With both issues, your sample would read:

The title in Arabic is [عنوان اول](:ar).

I think that with this proposal (explained in #895), the user has less to type (and there are fewer possibilities to make mistakes).

mb21 commented 9 years ago

@ousia I'm sorry, I meant to write the following (must have been tired, it's corrected above now):

The title in Arabic is [عنوان اول]{dir=rtl lang=ar}.

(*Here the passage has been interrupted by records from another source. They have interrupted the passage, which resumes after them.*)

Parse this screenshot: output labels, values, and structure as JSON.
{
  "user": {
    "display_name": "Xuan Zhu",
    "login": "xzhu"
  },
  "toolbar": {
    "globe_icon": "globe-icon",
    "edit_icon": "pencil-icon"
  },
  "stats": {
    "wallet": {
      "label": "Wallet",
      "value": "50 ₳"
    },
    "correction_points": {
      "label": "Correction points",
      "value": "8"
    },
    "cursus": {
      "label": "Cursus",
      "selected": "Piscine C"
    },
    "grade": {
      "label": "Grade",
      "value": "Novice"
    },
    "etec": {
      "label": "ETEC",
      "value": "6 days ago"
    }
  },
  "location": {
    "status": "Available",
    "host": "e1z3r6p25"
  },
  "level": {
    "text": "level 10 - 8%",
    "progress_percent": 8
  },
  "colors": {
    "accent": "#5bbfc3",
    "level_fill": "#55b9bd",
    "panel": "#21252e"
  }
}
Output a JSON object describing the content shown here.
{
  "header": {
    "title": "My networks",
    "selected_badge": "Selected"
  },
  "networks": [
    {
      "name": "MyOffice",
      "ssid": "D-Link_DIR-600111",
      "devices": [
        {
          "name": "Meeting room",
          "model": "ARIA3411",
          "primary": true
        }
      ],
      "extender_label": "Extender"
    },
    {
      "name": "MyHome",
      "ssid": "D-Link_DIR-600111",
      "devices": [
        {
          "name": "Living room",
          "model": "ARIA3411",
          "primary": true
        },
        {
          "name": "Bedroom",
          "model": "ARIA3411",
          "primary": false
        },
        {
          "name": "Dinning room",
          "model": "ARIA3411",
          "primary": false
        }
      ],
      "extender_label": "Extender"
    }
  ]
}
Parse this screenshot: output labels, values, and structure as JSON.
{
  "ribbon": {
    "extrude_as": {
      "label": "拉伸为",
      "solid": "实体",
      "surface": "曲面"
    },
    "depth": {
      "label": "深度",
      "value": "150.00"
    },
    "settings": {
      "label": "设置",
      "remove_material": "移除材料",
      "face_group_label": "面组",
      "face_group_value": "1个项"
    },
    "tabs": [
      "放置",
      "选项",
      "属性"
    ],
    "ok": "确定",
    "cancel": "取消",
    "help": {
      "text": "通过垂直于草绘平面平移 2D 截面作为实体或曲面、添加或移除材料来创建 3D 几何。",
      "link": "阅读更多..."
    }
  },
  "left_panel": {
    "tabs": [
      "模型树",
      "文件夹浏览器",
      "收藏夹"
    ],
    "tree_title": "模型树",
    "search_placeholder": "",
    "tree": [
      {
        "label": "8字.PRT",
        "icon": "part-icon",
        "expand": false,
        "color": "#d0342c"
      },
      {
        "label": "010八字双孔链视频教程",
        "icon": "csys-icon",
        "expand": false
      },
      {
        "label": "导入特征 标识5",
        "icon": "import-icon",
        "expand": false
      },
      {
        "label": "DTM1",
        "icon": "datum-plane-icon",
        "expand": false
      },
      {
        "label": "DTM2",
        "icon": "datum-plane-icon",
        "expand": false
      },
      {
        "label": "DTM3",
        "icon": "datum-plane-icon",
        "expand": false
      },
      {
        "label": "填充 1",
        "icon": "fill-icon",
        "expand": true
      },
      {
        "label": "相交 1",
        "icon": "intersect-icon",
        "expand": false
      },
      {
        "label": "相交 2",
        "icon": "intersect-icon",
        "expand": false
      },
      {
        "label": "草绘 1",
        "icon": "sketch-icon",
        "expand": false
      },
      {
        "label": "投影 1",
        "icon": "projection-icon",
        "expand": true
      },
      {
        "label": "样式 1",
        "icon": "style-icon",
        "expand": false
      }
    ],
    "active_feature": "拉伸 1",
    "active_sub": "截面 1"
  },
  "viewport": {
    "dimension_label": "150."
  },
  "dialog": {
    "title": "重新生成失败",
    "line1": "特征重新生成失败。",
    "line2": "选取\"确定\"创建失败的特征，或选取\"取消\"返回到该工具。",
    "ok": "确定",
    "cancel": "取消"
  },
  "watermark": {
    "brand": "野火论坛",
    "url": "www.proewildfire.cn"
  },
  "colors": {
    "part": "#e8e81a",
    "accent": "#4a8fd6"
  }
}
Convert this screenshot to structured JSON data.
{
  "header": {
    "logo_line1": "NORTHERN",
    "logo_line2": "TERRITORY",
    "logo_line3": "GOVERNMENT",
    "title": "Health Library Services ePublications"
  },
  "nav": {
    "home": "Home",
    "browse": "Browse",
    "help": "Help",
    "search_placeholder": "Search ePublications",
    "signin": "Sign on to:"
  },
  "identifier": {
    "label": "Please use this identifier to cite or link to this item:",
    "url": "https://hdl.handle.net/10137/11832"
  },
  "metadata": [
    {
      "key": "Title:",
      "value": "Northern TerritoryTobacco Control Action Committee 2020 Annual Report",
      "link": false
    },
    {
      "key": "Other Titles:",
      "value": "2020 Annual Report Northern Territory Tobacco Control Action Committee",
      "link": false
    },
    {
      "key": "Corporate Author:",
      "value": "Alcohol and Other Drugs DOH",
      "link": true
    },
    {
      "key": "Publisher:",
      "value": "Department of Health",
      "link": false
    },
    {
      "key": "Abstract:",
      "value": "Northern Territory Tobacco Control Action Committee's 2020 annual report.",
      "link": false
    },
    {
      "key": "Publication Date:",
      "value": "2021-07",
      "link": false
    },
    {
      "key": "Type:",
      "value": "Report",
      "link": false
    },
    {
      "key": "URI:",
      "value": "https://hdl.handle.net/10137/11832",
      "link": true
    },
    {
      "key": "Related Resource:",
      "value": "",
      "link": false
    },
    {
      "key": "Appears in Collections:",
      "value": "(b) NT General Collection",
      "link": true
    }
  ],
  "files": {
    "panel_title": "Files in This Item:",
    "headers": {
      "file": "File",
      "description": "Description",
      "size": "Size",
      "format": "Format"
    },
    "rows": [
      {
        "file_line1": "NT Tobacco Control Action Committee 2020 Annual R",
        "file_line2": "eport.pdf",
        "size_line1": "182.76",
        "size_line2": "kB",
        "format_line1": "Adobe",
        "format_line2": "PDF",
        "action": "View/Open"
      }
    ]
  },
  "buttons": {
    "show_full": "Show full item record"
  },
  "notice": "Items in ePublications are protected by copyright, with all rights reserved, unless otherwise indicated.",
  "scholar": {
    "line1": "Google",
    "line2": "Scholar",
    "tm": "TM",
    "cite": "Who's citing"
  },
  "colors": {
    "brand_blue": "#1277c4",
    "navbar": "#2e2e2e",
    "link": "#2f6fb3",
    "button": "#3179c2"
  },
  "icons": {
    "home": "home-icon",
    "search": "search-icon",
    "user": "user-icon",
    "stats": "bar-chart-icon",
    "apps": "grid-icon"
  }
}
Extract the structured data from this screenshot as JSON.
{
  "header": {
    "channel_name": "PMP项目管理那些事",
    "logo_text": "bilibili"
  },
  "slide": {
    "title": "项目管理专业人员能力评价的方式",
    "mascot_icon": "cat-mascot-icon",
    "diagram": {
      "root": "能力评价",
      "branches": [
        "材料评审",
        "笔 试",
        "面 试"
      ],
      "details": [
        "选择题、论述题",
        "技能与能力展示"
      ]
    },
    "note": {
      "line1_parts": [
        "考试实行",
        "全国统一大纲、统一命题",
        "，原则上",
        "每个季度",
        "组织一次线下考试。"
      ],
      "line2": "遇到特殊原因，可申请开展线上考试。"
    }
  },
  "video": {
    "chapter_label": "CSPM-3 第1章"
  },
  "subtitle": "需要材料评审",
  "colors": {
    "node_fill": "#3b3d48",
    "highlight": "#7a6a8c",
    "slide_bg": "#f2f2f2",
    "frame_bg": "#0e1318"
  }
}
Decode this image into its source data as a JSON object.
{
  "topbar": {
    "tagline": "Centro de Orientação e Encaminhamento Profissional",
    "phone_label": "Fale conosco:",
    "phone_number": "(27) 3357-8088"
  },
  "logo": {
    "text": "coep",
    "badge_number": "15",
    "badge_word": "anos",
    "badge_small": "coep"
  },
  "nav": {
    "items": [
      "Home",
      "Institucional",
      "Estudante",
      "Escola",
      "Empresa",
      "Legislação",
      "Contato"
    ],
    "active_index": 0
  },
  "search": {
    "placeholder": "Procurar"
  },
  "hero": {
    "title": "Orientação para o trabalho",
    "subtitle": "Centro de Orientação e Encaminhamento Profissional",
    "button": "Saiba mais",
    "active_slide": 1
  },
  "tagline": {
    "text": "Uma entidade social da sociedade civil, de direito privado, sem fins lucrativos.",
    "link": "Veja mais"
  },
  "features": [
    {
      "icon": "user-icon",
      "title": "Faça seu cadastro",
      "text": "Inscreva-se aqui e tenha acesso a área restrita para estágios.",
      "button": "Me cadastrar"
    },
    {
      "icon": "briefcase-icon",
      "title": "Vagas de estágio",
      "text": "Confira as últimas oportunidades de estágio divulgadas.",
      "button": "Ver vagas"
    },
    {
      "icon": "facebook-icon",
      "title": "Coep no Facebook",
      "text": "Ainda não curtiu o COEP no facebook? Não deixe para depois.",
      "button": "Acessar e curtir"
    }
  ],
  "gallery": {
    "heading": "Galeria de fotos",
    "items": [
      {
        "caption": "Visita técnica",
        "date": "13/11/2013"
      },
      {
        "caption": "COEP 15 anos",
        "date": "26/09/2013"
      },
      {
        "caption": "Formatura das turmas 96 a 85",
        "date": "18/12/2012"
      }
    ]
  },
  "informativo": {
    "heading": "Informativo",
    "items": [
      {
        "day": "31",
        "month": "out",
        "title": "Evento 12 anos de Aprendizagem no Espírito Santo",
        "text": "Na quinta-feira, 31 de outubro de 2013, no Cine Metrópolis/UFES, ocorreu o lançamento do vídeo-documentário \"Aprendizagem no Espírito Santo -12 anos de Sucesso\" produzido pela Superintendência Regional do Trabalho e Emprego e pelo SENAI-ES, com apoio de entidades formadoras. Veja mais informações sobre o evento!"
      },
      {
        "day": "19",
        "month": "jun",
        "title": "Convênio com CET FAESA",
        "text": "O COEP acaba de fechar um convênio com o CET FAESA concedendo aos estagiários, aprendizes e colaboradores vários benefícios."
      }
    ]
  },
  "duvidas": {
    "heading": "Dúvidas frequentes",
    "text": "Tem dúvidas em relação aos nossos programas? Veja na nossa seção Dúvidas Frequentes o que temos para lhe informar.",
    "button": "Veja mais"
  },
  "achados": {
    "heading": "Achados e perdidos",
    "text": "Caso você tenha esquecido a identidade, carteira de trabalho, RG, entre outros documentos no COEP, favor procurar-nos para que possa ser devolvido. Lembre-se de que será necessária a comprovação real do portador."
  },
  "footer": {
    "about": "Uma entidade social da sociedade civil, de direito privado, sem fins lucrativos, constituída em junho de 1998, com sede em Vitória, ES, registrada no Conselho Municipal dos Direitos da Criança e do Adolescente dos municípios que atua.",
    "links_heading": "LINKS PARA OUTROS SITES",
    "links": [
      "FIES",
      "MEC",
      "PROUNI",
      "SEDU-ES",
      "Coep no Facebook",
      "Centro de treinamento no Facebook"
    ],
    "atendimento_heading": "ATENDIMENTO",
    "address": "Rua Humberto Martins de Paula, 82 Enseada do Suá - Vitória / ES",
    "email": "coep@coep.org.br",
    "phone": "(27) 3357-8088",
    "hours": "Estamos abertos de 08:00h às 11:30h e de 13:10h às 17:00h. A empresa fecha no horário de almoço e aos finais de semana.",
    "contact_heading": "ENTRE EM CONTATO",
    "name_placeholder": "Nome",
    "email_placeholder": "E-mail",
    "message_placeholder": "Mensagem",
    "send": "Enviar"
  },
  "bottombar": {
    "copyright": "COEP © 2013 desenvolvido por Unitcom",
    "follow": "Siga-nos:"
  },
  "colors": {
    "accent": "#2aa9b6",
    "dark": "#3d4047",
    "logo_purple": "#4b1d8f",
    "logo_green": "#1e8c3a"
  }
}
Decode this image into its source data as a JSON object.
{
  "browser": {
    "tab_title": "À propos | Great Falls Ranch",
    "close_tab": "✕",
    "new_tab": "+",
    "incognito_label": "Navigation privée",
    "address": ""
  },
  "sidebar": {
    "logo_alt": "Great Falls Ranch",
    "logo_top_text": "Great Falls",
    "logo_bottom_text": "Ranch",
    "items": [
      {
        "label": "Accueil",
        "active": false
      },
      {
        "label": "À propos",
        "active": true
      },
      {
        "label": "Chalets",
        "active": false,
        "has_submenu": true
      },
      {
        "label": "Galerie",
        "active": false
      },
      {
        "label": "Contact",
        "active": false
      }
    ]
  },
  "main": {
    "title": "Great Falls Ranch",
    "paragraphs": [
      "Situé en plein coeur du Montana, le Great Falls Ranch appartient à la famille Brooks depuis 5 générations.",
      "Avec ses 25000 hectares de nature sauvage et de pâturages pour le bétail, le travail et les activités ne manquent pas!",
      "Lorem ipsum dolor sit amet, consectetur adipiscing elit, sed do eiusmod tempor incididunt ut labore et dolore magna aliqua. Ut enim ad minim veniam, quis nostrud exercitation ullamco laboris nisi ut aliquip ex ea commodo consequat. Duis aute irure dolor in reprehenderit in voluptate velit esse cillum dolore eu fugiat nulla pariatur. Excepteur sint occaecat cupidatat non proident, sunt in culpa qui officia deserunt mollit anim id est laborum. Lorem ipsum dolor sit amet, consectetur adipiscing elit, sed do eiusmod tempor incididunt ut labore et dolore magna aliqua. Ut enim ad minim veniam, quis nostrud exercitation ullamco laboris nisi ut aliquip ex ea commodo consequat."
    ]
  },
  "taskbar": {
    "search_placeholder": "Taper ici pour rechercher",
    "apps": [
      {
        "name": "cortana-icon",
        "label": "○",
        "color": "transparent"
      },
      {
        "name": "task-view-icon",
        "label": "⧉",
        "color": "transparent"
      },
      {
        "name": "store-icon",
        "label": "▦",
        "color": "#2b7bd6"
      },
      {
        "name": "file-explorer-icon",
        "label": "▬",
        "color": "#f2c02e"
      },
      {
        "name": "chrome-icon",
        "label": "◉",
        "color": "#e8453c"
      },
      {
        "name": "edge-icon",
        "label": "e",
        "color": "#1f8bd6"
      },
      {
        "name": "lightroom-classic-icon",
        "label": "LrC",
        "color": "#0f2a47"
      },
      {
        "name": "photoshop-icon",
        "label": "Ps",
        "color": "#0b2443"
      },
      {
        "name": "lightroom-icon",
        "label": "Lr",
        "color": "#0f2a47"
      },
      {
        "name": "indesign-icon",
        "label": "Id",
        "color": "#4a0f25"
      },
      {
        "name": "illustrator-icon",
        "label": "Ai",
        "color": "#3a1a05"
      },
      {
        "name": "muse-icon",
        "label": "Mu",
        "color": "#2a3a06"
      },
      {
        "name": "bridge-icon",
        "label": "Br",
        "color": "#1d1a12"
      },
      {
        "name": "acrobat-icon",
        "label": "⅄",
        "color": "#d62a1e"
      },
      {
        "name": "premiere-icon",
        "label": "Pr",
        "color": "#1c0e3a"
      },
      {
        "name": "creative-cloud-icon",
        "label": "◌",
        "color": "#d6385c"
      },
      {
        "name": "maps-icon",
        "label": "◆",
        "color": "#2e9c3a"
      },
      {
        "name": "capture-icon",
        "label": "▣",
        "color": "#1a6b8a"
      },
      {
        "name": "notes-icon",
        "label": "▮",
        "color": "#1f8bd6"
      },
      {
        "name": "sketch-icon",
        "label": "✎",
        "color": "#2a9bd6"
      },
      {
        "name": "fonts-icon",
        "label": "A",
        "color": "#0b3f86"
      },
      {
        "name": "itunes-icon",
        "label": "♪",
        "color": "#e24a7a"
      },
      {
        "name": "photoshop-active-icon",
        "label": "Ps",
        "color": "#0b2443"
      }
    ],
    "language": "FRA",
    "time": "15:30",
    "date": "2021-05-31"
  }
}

While a = b{.myClass} translates to <code class="myClass">a=b</code, it has long since been proposed to use [foo]{.myClass} to mean <span class="myClass">foo</span>, yet this hasn't been implemented in the Markdown Reader yet.

As for your other points, I've answered at #2191.

mb21 commented 9 years ago

But back to the current hold-up: I think we should have language only as a legacy fallback for the ePUB metadata. Having lang and language as complete synonyms only confuses people. More opinions?

ousia commented 9 years ago

@ousia I'm sorry, I meant to write the following (must have been tired, it's corrected above now):

The title in Arabic is [عنوان اول]{dir=rtl lang=ar}.

@mb21, sorry for my misunderstanding. I thought there was a new syntax copied from CommonMark.

ousia commented 9 years ago

But back to the current hold-up: I think we should have language only as a legacy fallback for the ePUB metadata. Having lang and language as complete synonyms only confuses people. More opinions?

@mb21, I think the right option would be to make both names full synonyms explaining that lang is only kept to avoid breaking backwards compatibility. And advising users that the new field language should be used for new documents and templates.